Write More, Worse

November 22, 2023

Writing advances thinking

I write a lot. Personally, I journal extensively to make sense of the world and my place in it. Professionally, I take copious notes throughout the workday and utilize shared documents to clarify positions and drive alignment. Writing is one of my most powerful “secret weapons,” and when product managers ask me for tips on how to improve their craft, I often tell them step one is to write more. (Step two is to write better)

Many industry thinkers have articulated the benefits of writing. Paul Graham wrote "a good writer will almost always discover new things in the process of writing." Deb Liu concluded "Writing things down is a simple yet powerful tool to drive more clarity, persuasion, and impact in your work and at home. It can help you achieve more by documenting the fuzzy understandings we all share, putting you more firmly on the path to alignment." Adam Grant noted "Writing isn't what you do after you have an idea.
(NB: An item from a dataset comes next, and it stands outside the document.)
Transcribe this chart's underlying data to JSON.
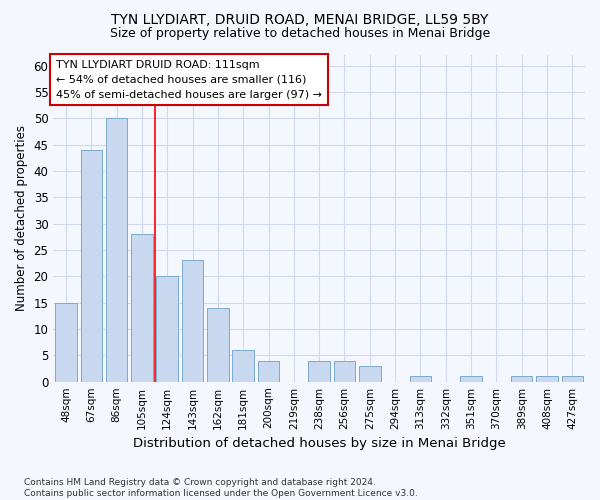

It's how you develop an inkling into an insight." David Perell put it succinctly "Read to collect the dots, write to connect them."

From David Perell
From PJ Milani

I aim to do more thinking here

Yet as a person who is privately prolific, a terrible irony is how little I publish on this blog. Used correctly, tt should be a great vehicle to develop and engage with ideas both personally and professionally.
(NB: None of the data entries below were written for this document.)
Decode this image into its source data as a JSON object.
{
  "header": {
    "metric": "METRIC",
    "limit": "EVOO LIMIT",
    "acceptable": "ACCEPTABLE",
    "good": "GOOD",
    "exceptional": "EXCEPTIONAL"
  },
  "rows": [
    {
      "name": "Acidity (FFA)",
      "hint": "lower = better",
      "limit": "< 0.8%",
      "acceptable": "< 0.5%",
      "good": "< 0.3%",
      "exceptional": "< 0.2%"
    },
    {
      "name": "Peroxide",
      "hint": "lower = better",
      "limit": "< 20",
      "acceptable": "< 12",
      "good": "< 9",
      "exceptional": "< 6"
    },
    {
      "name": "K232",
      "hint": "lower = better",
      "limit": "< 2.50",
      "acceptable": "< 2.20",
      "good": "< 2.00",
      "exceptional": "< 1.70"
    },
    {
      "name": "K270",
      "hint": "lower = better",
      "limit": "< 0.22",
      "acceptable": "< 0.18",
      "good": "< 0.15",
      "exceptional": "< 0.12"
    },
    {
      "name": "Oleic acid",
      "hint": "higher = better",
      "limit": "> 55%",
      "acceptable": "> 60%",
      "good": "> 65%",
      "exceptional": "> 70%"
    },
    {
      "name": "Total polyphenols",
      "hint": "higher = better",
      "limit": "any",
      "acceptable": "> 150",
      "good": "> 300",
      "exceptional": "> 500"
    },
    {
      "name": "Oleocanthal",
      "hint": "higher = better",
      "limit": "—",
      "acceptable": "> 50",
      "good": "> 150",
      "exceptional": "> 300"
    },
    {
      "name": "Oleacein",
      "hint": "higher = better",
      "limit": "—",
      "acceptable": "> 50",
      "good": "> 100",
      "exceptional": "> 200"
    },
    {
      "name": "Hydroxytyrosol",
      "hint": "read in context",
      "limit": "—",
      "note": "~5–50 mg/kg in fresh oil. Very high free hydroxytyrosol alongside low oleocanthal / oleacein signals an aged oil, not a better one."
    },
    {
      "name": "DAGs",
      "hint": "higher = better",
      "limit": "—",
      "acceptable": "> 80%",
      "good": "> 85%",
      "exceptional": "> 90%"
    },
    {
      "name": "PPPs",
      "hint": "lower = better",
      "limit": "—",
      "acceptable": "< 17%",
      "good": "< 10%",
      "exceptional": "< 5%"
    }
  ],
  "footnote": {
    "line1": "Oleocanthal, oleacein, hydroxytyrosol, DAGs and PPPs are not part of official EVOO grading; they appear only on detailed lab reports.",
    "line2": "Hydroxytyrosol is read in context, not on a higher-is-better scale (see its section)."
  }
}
I've always struggled to write here because I felt the posted material must be "perfect": a timeless distillation of some vetted, hard-won truth that I'll be eternally proud to have put out into the world. In retrospect, that reflects a failure to use the site as a tool for thinking; agreeing with much of my previous writing means I've taken too conservative an approach to publishing and sharing. I ought to make room for the half-baked and nascent so I can share and learn more openly with friends, family, and colleagues.

Put another way, I need to be comfortable being more wrong, less perfect, and those two things happening in public. While I shouldn't intentionally publish falsehoods or garbage, I shouldn't be afraid to treat this as a garden for developing thoughts that will grow and evolve over time. It ought to be exciting to return and think "Huh that's a poor take. I see that differently now," as that would indicate newfound wisdom. An even better outcome will come by accelerating my learning process via others interfacing with more raw materials from my brain. In creating a tighter feedback loop, I can increase the speed of improvement as a professional, a manager, a colleague, and a citizen.

If I’m lucky, this blog will become a paper trail for these work-in-process thoughts and lead to me becoming a more considerate, well-rounded thinker.